I was elated, if a little apprehensive when my book club in Paris tasked me with nominating our summer read. It’s no small challenge. After all, a book can be the ultimate holiday companion, transporting readers from their poolside loungers. Those battered paperbacks jammed into beach bags form indelible memories of trips.
The perfect summer book should be pacy, smart and fun but not too frivolous – there’s no need to be highbrow between June and September. As an everyday reader, I flip-flop between various genres and can often have two or three books on the go, picking my way through biographies, novels and histories at a near-studious pace.
Holidays are different. I don’t want to be challenged. The summer read should be a kind of guilt-free dessert that is so delicious that it fires up the dopamine and leaves a lingering feeling of contentment. It should be indulgent but not bloating. A book editor friend, who works at a major US publishing house, explained that what it looks for in a successful title is something with easy prose and an engaging plot with a little bit of drama. “Like an Aperol spritz: light and sweet with a gentle bite.”

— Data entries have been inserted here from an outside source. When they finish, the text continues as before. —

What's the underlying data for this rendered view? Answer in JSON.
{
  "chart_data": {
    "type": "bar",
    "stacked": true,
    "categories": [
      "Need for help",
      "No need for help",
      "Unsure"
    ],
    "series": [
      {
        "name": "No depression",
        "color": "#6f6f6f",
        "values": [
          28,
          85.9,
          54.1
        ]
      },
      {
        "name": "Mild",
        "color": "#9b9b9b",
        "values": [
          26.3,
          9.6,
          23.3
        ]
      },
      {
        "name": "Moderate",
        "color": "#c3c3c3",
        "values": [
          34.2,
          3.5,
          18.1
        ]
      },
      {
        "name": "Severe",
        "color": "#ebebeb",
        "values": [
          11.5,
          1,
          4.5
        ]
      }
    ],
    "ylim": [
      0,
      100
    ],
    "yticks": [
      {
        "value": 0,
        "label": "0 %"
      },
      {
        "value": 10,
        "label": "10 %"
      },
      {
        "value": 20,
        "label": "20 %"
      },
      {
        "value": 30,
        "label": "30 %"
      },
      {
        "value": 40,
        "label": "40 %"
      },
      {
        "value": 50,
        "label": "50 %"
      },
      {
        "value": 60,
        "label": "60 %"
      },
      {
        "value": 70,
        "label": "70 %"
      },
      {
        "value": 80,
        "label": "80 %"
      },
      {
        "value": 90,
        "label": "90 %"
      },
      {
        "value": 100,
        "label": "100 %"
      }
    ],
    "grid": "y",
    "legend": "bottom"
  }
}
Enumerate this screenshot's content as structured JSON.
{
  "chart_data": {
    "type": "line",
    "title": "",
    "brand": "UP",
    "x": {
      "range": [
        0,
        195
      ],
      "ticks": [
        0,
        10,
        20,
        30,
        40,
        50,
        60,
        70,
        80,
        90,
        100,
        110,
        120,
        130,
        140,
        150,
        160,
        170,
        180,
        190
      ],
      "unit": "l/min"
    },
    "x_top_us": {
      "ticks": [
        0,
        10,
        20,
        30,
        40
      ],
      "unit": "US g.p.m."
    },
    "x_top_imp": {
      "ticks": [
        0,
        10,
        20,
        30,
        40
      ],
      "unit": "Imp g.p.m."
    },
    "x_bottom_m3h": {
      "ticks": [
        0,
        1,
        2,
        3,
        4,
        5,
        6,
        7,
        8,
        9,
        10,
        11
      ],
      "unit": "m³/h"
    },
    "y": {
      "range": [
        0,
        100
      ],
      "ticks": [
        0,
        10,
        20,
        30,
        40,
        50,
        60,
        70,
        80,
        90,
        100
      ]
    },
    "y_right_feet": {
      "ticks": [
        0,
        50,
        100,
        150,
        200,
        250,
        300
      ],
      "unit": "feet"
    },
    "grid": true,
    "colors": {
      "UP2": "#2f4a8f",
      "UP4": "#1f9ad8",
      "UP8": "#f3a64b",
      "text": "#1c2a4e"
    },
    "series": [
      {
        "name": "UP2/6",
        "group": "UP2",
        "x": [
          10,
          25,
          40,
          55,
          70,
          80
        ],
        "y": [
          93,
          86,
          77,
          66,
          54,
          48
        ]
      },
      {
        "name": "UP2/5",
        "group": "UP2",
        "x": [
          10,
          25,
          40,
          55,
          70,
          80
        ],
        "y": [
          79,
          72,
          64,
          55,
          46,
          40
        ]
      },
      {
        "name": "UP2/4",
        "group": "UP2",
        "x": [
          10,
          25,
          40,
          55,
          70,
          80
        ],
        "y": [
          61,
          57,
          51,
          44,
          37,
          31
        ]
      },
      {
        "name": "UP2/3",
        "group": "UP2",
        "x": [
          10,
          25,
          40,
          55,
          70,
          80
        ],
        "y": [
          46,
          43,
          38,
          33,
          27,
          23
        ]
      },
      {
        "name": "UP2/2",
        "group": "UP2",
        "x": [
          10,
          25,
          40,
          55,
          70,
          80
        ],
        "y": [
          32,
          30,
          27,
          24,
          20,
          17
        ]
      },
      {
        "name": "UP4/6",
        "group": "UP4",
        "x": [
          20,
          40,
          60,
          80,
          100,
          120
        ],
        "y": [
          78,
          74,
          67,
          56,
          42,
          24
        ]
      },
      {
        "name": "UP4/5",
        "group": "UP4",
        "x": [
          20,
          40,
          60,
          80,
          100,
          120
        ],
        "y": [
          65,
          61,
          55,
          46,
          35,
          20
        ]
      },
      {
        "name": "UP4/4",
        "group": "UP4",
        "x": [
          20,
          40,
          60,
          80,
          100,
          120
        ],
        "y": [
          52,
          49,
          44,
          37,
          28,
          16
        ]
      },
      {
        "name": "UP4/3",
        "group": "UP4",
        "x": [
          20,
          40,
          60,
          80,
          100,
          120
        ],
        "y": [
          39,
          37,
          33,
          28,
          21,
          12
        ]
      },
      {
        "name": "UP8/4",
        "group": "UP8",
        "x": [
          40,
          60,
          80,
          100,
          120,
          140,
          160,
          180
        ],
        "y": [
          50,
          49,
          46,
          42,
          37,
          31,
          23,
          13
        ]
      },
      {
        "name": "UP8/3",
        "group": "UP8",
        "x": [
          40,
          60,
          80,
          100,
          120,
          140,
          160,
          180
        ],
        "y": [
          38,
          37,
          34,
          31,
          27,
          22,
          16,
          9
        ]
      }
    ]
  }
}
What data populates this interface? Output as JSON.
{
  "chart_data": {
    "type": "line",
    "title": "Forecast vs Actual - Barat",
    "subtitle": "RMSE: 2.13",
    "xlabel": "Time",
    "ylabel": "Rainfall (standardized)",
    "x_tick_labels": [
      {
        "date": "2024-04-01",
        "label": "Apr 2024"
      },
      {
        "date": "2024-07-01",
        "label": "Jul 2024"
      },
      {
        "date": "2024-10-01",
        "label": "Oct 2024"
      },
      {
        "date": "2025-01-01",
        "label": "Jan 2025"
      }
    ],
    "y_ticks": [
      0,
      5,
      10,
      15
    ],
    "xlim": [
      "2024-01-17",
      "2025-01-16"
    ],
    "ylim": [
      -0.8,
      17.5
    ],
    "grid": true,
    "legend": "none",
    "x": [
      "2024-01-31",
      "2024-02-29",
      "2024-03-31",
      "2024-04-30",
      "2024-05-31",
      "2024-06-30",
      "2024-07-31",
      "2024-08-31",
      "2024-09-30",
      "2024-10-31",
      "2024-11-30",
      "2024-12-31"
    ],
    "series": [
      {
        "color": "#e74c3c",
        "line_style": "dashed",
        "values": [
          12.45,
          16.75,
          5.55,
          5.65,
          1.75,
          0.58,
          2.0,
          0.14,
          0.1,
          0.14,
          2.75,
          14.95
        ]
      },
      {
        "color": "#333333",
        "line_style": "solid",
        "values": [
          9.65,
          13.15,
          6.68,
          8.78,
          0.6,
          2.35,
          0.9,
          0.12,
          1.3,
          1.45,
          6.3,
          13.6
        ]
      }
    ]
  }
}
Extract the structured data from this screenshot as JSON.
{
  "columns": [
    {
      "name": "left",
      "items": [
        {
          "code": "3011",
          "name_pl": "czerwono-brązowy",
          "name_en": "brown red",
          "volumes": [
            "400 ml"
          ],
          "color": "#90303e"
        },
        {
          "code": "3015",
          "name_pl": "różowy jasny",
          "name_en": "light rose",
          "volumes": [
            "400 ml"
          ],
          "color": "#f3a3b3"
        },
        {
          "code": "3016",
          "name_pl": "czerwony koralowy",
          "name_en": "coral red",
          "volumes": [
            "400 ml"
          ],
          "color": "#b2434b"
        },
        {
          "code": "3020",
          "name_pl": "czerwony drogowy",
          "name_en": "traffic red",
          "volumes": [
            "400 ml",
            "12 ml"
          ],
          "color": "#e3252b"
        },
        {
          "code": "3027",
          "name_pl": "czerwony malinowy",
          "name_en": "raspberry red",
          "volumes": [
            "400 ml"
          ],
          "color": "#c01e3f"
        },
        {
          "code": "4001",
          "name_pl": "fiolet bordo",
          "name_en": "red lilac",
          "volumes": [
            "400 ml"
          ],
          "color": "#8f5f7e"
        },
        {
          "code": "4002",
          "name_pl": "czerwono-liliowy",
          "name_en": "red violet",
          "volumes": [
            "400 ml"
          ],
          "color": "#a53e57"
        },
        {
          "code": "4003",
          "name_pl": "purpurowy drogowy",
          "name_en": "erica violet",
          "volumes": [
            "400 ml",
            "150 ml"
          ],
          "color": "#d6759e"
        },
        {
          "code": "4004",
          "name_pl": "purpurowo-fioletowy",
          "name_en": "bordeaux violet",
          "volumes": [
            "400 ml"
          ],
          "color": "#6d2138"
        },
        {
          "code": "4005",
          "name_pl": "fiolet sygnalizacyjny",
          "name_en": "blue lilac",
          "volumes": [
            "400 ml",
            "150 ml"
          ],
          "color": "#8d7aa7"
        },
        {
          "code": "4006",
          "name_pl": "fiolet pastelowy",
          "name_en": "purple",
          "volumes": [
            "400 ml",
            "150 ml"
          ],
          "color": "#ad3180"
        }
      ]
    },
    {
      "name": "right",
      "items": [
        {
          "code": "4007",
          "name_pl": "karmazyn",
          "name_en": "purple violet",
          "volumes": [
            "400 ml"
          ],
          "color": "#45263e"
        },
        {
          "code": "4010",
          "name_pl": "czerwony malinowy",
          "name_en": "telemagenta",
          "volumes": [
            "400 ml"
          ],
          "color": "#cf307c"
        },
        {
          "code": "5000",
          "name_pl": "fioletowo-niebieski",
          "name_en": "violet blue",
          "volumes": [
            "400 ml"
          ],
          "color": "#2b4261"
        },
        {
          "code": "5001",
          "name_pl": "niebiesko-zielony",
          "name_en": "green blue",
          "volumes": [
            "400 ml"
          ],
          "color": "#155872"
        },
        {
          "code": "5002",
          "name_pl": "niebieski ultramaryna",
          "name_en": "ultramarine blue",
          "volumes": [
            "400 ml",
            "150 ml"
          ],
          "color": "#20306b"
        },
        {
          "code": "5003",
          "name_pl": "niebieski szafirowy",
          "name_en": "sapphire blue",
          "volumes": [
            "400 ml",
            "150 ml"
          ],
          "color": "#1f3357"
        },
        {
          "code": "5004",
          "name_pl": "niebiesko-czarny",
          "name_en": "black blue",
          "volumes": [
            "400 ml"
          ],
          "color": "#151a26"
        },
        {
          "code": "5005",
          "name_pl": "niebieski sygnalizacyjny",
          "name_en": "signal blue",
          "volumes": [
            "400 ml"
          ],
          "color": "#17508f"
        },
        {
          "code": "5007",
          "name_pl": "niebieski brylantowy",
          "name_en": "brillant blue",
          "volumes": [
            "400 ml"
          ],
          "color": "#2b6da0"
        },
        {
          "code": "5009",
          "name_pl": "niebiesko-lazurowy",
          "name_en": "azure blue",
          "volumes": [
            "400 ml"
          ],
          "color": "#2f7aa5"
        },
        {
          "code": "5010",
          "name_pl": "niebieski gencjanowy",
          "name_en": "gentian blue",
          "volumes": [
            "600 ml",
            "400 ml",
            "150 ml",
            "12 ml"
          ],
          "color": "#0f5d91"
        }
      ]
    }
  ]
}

Why does this frolicsome literary style coincide specifically with this point in the calendar? Of course, in summer we have the time for idle reading but media spin has also helped to prop up the idea. In 1897, The New York Times Book Review first published its annual summer reading guide – targeted, no doubt, at the growing middle classes in the US who took up the habit of a seasonal vacation, which was then a new phenomenon. It coincided, too, with growing literacy among women, which might explain the early formula – a resort setting and a story filled with intrigue and romance – that is still a mainstay of many bestsellers today.
This blueprint has evolved and opened up considerably since but I’m still firmly in the camp that believes that an ideal summer read should be a novel, the kind that you want to bury yourself in. I’m talking about the kind of book in which you feel invested, whose characters start to turn around in your head like real people. On this, we book clubbers all agree but there are nuances that set us apart. Some of us are happy with thrillers, as long as they are sexy. Others like political intrigue, though it needs to sidestep our current reality (Curtis Sittenfeld’s engaging alternative history Rodham is a good option). Sometimes they can complement a holiday location – our sole male member loves fantasy and once nominated Madeline Miller’s Circe, which would have been well suited for a jaunt in the Greek Isles.
Last summer I read Early Morning Riser by Katherine Heiny, a quirky, big-hearted comedy that had me hooting with laughter while sprawled on my towel beachside in Pyla-sur-Mer. (The book still has sand jammed between its pages and the distinctive markings of sun-cream-covered fingerprints.) That week still lingers in my mind and I can’t say for sure whether it’s because of the pleasure I derived from those pages or the overall holiday. The two became so intertwined that it’s impossible now to tell fiction from fact.